For more than a decade, Atlantic-ACM has been gathering feedback from global wholesale buyers to develop a market-wide service comparison in our annual Global Wholesale Carrier Report Card. Data from the 2013 study finds that market-wide customer satisfaction with product quality fell in 2012 on both voice and data products.
Looking first at voice products, which include Guaranteed Global Voice Termination, Best Efforts Global Voice Termination, IP Voice Termination, and Toll Free, we find that overall satisfaction with voice quality is down among all carriers by about 2 percent from 2012 to 2013. In fact, the market-wide scores for both voice product quality, and voice product price reached a four-year low in 2013.
Separating small and midsized players from larger carriers (those with over $15 billion in annual wireline revenue) reveals a more noteworthy trend. Whereas smaller and midsized carriers experienced a decline in voice product scores of just one percentage point for both quality and price, large carriers scored almost 3 percent lower than they had in 2012. In other words, the overall drop of 2 percent amounts to splitting the difference in declines between large carriers and their competitors.
Considering that many large carriers are pushing back on voice price compression, it is not surprising to see increasing frustration with voice pricing, but with more customers buying premium voice products it is surprising to see such a dramatic drop in quality scores across the leading global carriers.
It’s worth noting that on average, larger players continue to score higher in overall voice product quality than small and medium-sized carriers, but the gap is closing. Larger carriers consistently receive lower scores for price than their smaller competitors.

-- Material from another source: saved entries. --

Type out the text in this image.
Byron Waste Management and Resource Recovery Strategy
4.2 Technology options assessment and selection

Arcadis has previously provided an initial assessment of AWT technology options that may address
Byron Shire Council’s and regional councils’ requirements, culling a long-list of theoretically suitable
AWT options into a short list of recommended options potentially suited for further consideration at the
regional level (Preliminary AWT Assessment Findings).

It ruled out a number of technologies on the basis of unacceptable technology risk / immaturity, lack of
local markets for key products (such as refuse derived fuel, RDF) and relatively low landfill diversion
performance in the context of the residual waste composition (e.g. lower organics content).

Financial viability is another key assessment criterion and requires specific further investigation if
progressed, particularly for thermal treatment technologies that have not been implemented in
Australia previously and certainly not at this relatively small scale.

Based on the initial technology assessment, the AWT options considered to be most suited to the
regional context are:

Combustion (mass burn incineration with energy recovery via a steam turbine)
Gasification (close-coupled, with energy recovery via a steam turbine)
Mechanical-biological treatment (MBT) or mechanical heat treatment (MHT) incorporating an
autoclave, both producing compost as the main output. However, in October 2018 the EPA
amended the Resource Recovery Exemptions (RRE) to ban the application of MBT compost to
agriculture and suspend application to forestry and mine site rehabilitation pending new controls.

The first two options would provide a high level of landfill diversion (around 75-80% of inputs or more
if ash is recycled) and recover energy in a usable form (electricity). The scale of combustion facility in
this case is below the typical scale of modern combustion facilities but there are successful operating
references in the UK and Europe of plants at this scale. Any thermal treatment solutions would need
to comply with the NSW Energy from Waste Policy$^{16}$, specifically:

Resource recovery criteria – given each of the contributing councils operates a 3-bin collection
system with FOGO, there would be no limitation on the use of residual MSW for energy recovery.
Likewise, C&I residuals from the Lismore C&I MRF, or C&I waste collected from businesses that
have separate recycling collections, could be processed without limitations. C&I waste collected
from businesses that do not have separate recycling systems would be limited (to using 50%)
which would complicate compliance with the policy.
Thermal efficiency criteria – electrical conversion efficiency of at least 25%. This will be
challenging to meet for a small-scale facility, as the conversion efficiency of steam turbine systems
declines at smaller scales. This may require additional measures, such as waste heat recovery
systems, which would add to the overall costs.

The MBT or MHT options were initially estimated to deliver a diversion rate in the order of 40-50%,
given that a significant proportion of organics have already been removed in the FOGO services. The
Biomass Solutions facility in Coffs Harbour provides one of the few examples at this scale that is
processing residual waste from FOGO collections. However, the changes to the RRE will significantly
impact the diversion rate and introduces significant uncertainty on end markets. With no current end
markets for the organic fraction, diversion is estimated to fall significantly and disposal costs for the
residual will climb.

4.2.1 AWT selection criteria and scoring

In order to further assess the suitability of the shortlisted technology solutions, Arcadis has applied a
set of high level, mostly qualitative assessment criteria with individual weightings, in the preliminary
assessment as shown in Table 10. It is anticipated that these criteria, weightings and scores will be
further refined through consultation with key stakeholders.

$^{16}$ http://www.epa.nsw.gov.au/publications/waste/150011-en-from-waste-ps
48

The combined scores for all global wholesale data products, including Ethernet-based IP Transit, Legacy DIA, IP WAN, and International Transport (including Ethernet) also fell slightly across the board, but, just like voice, deeper analysis is warranted.
While the overall data quality average fell by only about half a percentage point across both large and small carriers, the data price scores were hit very hard. Again, the shift in price ratings for large carriers was dramatically different from scores for smaller carriers. While smaller global wholesale providers saw their data price ratings fall only 1 percent, the average decline across $15 billion wireline carriers was over 6 percent. This is, by far, the largest shift in any major category.
It is not surprising to see smaller carriers gaining on their larger counterparts in the global wholesale marketplace. Many megacarriers are trying to slow the price compression that has plagued global wholesale for many years now, particularly on the voice side, and unlike their smaller counterparts they often are not as willing to negotiate.
While the decline in product quality scores is something we don’t like to see, the decline in price scores actually suggests that the rate of price decline may in fact be slowing. We look forward to seeing how this trend plays out over the next year.